Thursday evening we travelled to Jerusalem and stopped at Yad Vashem - the memorial in Jerusalem for the Holocaust victims. It was a beautiful beautiful site - so peaceful and so well done. As you can imagine, the subject could have been presented in graphic and shocking ways, but I didn't find it that way at all. While it was informative and true to the facts and definitly sobering, it was done in such as a way as to honor the victims with respect.
There was a lot of symbolism built into Yad Vashem. The museum where the story of the holocaust is presented is in a rather dark corridor. The tall walls are slanted upward and inward until they join together just above the ground - always allowing a beam of daylight into the otherwise dreary corridor.
The museum is presented with a variety of multimedia and actual artifacts from the time artifacts. Maybe one of the most memorable for me was walking across a plastic floor panel, looking down and seeing thousands upon thousands of shoes and realizing that those were shoes stripped from the people as they were taken to be killed. It was a really sobering thing.
As you progress through the museum, you gradually move upward, more toward ground level. At the end of the museum you enter a huge and beautiful rotunda library with thousands of volumes lining the shelves all around the rotunda. The volumes contain the official list of names of all of the holocaust victims.
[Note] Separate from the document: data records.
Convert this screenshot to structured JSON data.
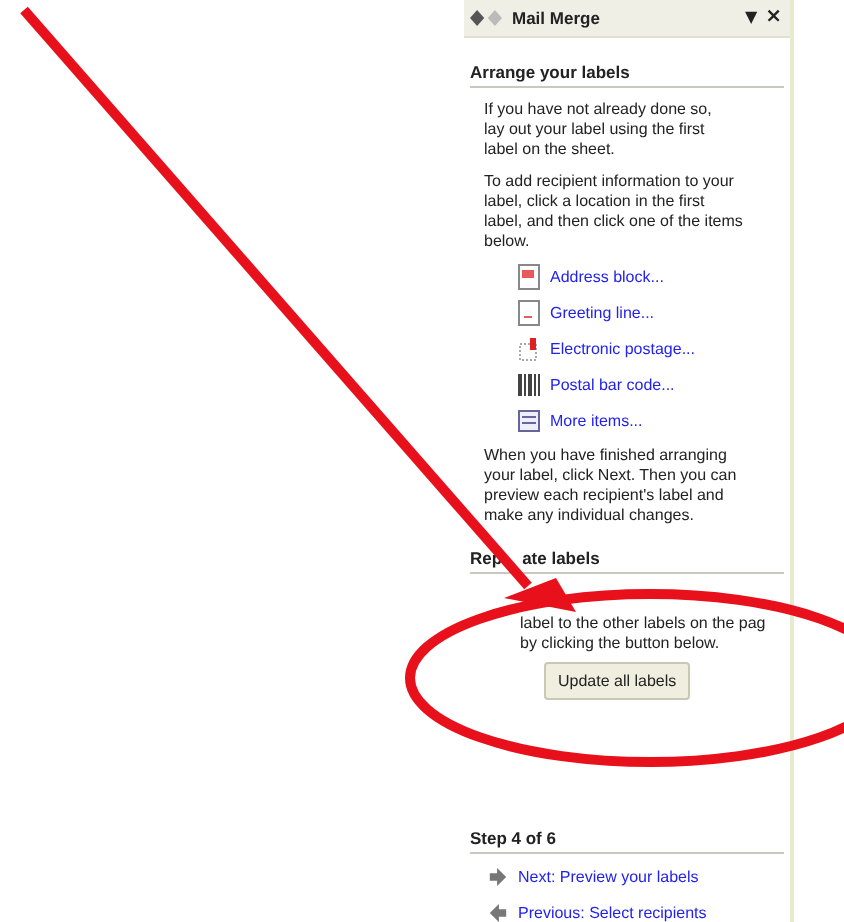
{
  "window": {
    "title": "Mail Merge",
    "menu_glyph": "▼",
    "close_glyph": "×"
  },
  "sections": [
    {
      "heading": [
        "Arrange your labels"
      ],
      "blocks": [
        {
          "kind": "para",
          "text": "If you have not already done so,\nlay out your label using the first\nlabel on the sheet."
        },
        {
          "kind": "para",
          "text": "To add recipient information to your\nlabel, click a location in the first\nlabel, and then click one of the items\nbelow."
        },
        {
          "kind": "links",
          "items": [
            {
              "label": "Address block..."
            },
            {
              "label": "Greeting line..."
            },
            {
              "label": "Electronic postage..."
            },
            {
              "label": "Postal bar code..."
            },
            {
              "label": "More items..."
            }
          ]
        },
        {
          "kind": "para",
          "text": "When you have finished arranging\nyour label, click Next. Then you can\npreview each recipient's label and\nmake any individual changes."
        }
      ]
    },
    {
      "heading": [
        "Rep",
        "ate labels"
      ],
      "blocks": [
        {
          "kind": "covered",
          "lines": [
            "label to the other labels on the pag",
            "by clicking the button below."
          ]
        },
        {
          "kind": "button",
          "label": "Update all labels"
        }
      ]
    }
  ],
  "step": {
    "title": "Step 4 of 6",
    "nav": [
      {
        "label": "Next: Preview your labels"
      },
      {
        "label": "Previous: Select recipients"
      }
    ]
  }
}
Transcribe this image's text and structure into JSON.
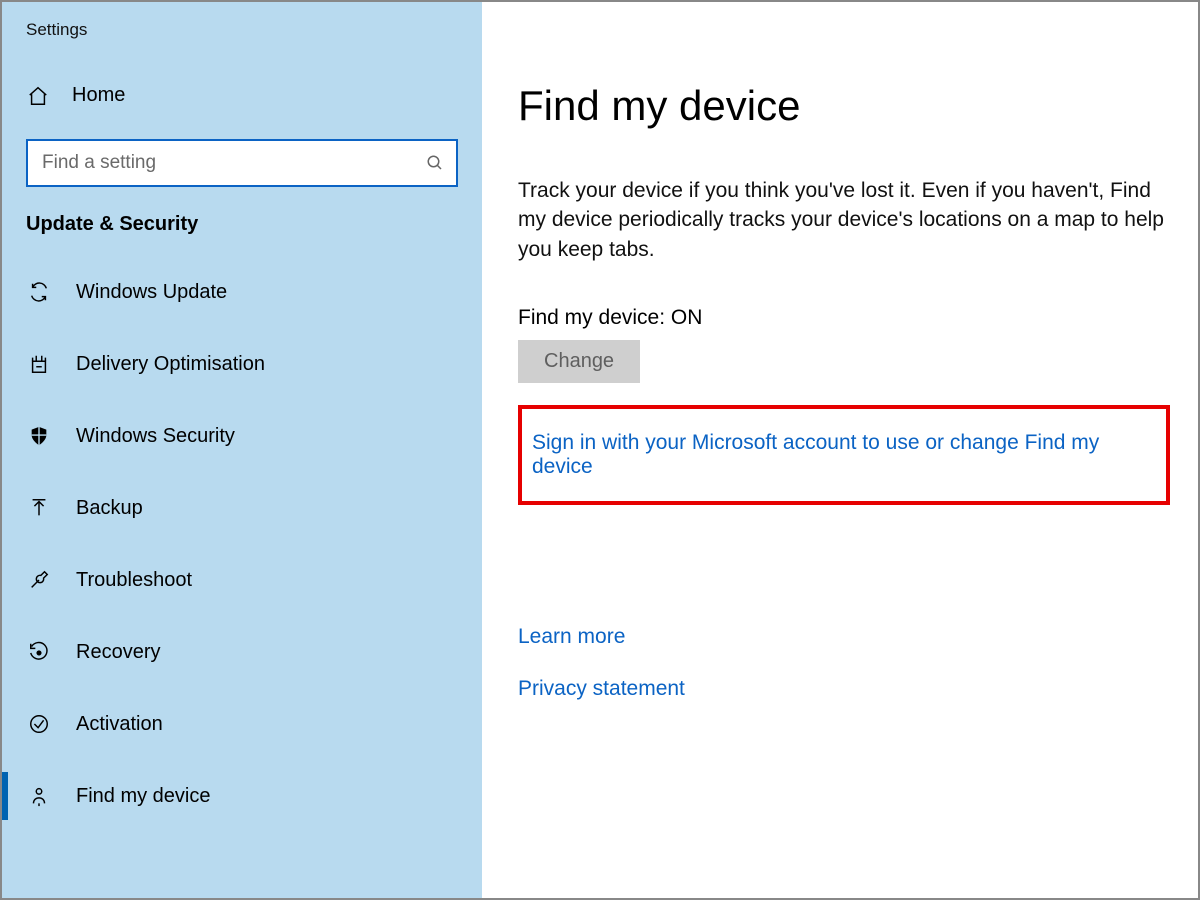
{
  "app_title": "Settings",
  "home_label": "Home",
  "search": {
    "placeholder": "Find a setting"
  },
  "section_title": "Update & Security",
  "nav": {
    "items": [
      {
        "label": "Windows Update"
      },
      {
        "label": "Delivery Optimisation"
      },
      {
        "label": "Windows Security"
      },
      {
        "label": "Backup"
      },
      {
        "label": "Troubleshoot"
      },
      {
        "label": "Recovery"
      },
      {
        "label": "Activation"
      },
      {
        "label": "Find my device"
      }
    ]
  },
  "main": {
    "heading": "Find my device",
    "description": "Track your device if you think you've lost it. Even if you haven't, Find my device periodically tracks your device's locations on a map to help you keep tabs.",
    "status_label": "Find my device: ON",
    "change_button": "Change",
    "signin_link": "Sign in with your Microsoft account to use or change Find my device",
    "learn_more": "Learn more",
    "privacy": "Privacy statement"
  }
}
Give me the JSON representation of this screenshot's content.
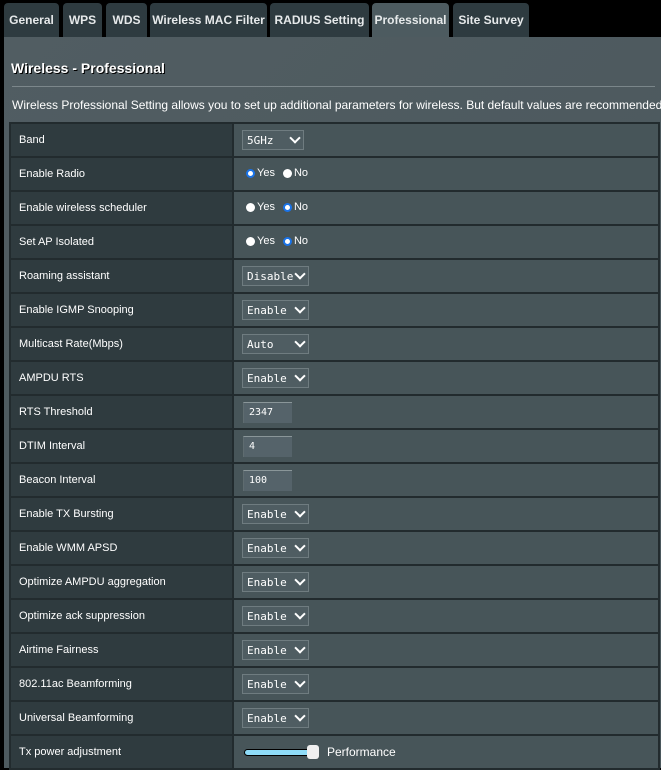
{
  "tabs": [
    {
      "label": "General",
      "active": false
    },
    {
      "label": "WPS",
      "active": false
    },
    {
      "label": "WDS",
      "active": false
    },
    {
      "label": "Wireless MAC Filter",
      "active": false
    },
    {
      "label": "RADIUS Setting",
      "active": false
    },
    {
      "label": "Professional",
      "active": true
    },
    {
      "label": "Site Survey",
      "active": false
    }
  ],
  "page": {
    "title": "Wireless - Professional",
    "description": "Wireless Professional Setting allows you to set up additional parameters for wireless. But default values are recommended."
  },
  "settings": {
    "band": {
      "label": "Band",
      "value": "5GHz"
    },
    "enable_radio": {
      "label": "Enable Radio",
      "yes": "Yes",
      "no": "No",
      "selected": "Yes"
    },
    "wireless_scheduler": {
      "label": "Enable wireless scheduler",
      "yes": "Yes",
      "no": "No",
      "selected": "No"
    },
    "ap_isolated": {
      "label": "Set AP Isolated",
      "yes": "Yes",
      "no": "No",
      "selected": "No"
    },
    "roaming_assistant": {
      "label": "Roaming assistant",
      "value": "Disable"
    },
    "igmp_snooping": {
      "label": "Enable IGMP Snooping",
      "value": "Enable"
    },
    "multicast_rate": {
      "label": "Multicast Rate(Mbps)",
      "value": "Auto"
    },
    "ampdu_rts": {
      "label": "AMPDU RTS",
      "value": "Enable"
    },
    "rts_threshold": {
      "label": "RTS Threshold",
      "value": "2347"
    },
    "dtim_interval": {
      "label": "DTIM Interval",
      "value": "4"
    },
    "beacon_interval": {
      "label": "Beacon Interval",
      "value": "100"
    },
    "tx_bursting": {
      "label": "Enable TX Bursting",
      "value": "Enable"
    },
    "wmm_apsd": {
      "label": "Enable WMM APSD",
      "value": "Enable"
    },
    "ampdu_aggregation": {
      "label": "Optimize AMPDU aggregation",
      "value": "Enable"
    },
    "ack_suppression": {
      "label": "Optimize ack suppression",
      "value": "Enable"
    },
    "airtime_fairness": {
      "label": "Airtime Fairness",
      "value": "Enable"
    },
    "beamforming_11ac": {
      "label": "802.11ac Beamforming",
      "value": "Enable"
    },
    "universal_beamforming": {
      "label": "Universal Beamforming",
      "value": "Enable"
    },
    "tx_power": {
      "label": "Tx power adjustment",
      "value_text": "Performance",
      "level_percent": 100
    }
  }
}
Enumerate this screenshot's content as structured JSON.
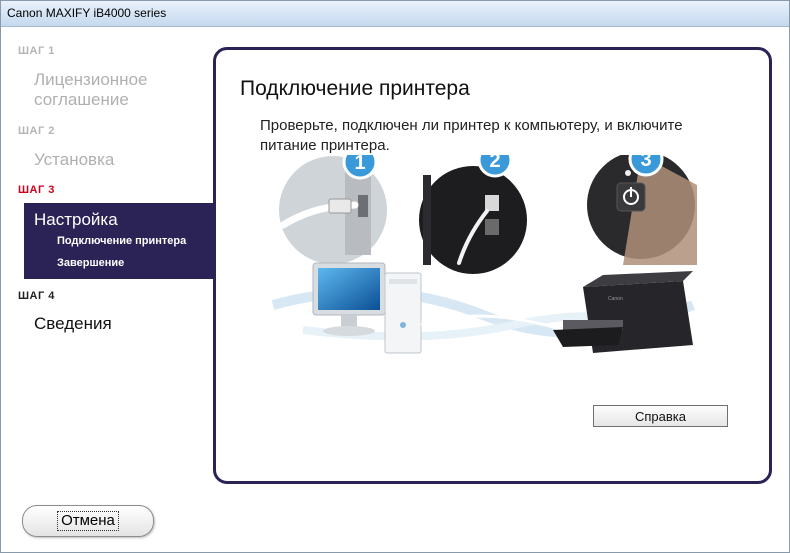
{
  "window": {
    "title": "Canon MAXIFY iB4000 series"
  },
  "sidebar": {
    "steps": [
      {
        "label": "ШАГ 1",
        "title": "Лицензионное соглашение"
      },
      {
        "label": "ШАГ 2",
        "title": "Установка"
      },
      {
        "label": "ШАГ 3",
        "title": "Настройка",
        "substeps": [
          "Подключение принтера",
          "Завершение"
        ]
      },
      {
        "label": "ШАГ 4",
        "title": "Сведения"
      }
    ]
  },
  "main": {
    "title": "Подключение принтера",
    "description": "Проверьте, подключен ли принтер к компьютеру, и включите питание принтера.",
    "callouts": [
      "1",
      "2",
      "3"
    ],
    "help_button": "Справка"
  },
  "footer": {
    "cancel_button": "Отмена"
  },
  "colors": {
    "accent": "#2b2356",
    "active_step": "#d0021b",
    "callout": "#3a9ad9"
  },
  "icons": [
    "usb-cable-icon",
    "power-button-icon",
    "computer-icon",
    "printer-icon"
  ]
}
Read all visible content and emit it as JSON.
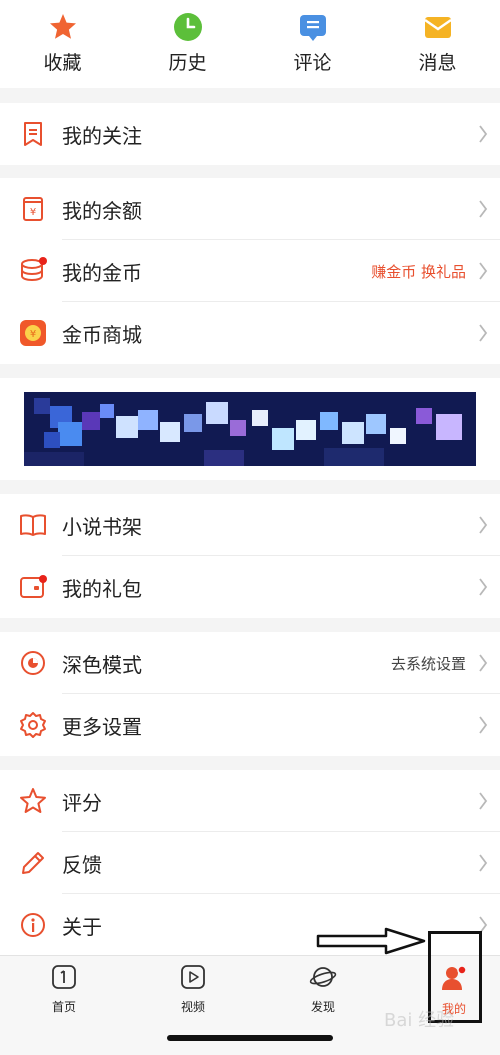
{
  "colors": {
    "accent": "#e8502f",
    "text": "#222222",
    "muted": "#b8b8b8"
  },
  "quick": [
    {
      "label": "收藏",
      "icon": "star-icon"
    },
    {
      "label": "历史",
      "icon": "clock-icon"
    },
    {
      "label": "评论",
      "icon": "comment-icon"
    },
    {
      "label": "消息",
      "icon": "envelope-icon"
    }
  ],
  "menu": {
    "follow": "我的关注",
    "balance": "我的余额",
    "coins": "我的金币",
    "coins_right": "赚金币 换礼品",
    "coin_mall": "金币商城",
    "bookshelf": "小说书架",
    "gift": "我的礼包",
    "dark_mode": "深色模式",
    "dark_mode_right": "去系统设置",
    "more_settings": "更多设置",
    "rate": "评分",
    "feedback": "反馈",
    "about": "关于"
  },
  "tabs": [
    {
      "label": "首页",
      "icon": "home-icon"
    },
    {
      "label": "视频",
      "icon": "video-icon"
    },
    {
      "label": "发现",
      "icon": "planet-icon"
    },
    {
      "label": "我的",
      "icon": "profile-icon",
      "active": true
    }
  ],
  "watermark": "Bai 经验"
}
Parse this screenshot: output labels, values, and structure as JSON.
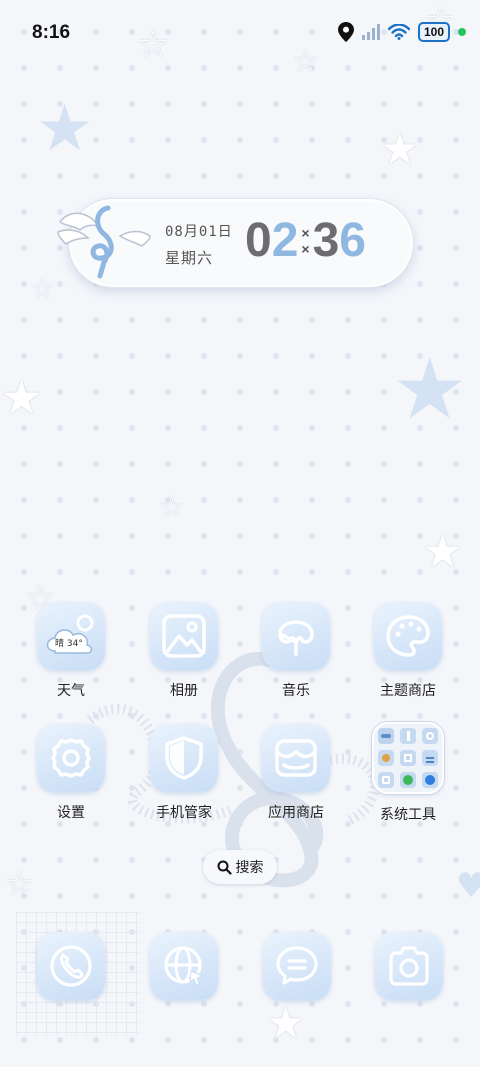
{
  "status_bar": {
    "time": "8:16",
    "battery": "100"
  },
  "clock_widget": {
    "date": "08月01日",
    "weekday": "星期六",
    "hour_1": "0",
    "hour_2": "2",
    "minute_1": "3",
    "minute_2": "6"
  },
  "apps": [
    {
      "label": "天气",
      "icon": "weather-icon",
      "weather_text": "晴 34°"
    },
    {
      "label": "相册",
      "icon": "gallery-icon"
    },
    {
      "label": "音乐",
      "icon": "music-icon"
    },
    {
      "label": "主题商店",
      "icon": "theme-store-icon"
    },
    {
      "label": "设置",
      "icon": "settings-icon"
    },
    {
      "label": "手机管家",
      "icon": "phone-manager-icon"
    },
    {
      "label": "应用商店",
      "icon": "app-store-icon"
    },
    {
      "label": "系统工具",
      "icon": "system-tools-folder-icon"
    }
  ],
  "search": {
    "label": "搜索"
  },
  "dock": [
    {
      "icon": "phone-icon"
    },
    {
      "icon": "browser-icon"
    },
    {
      "icon": "messages-icon"
    },
    {
      "icon": "camera-icon"
    }
  ],
  "colors": {
    "accent_blue": "#8fb7e2",
    "tile_gradient_top": "#eaf3fd",
    "tile_gradient_bottom": "#c8ddf5",
    "digit_grey": "#6d6d70",
    "charge_green": "#22c55e"
  }
}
As you exit the museum you emerge an a large platform overlooking a beautiful mountainous valley. The way the triangular walls converge with the sky force you to look to the heavens and somehow cause you to feel as if you are ascending.
Above the museum are beautiful and peaceful gardens covering a very large area. It was so peaceful there and so beautiful there and such a fitting memorial to the victims of the holocaust.
As we were driving away from Yad Vashem, I noticed a large monument overarching the road enscribed with scripture from the 37th chapter of Ezekial. It was touching to read:
"Behold, I will cause breath to enter into you, and ye shall live and I will bring you into your own land."
2 comments:
That's great that it was a peaceful and beautiful place. When I visited a concentration camp in Dachau, Germany it was depresseingly sobering and I felt like you could literally feel and hear the blood of those innocent people crying up from the ground. It was horrible and definitely a place devoid of peace (which is understandable considering all that took place there). Anyway, Yad Vashem sounds like a great memorial. I'm really enjoying reading about your trip!!
Thanks for the great insights and lessons. I had never thought about the differences between Arabs and Palestinians. I am sorry we missed you, but we loved seeing your family.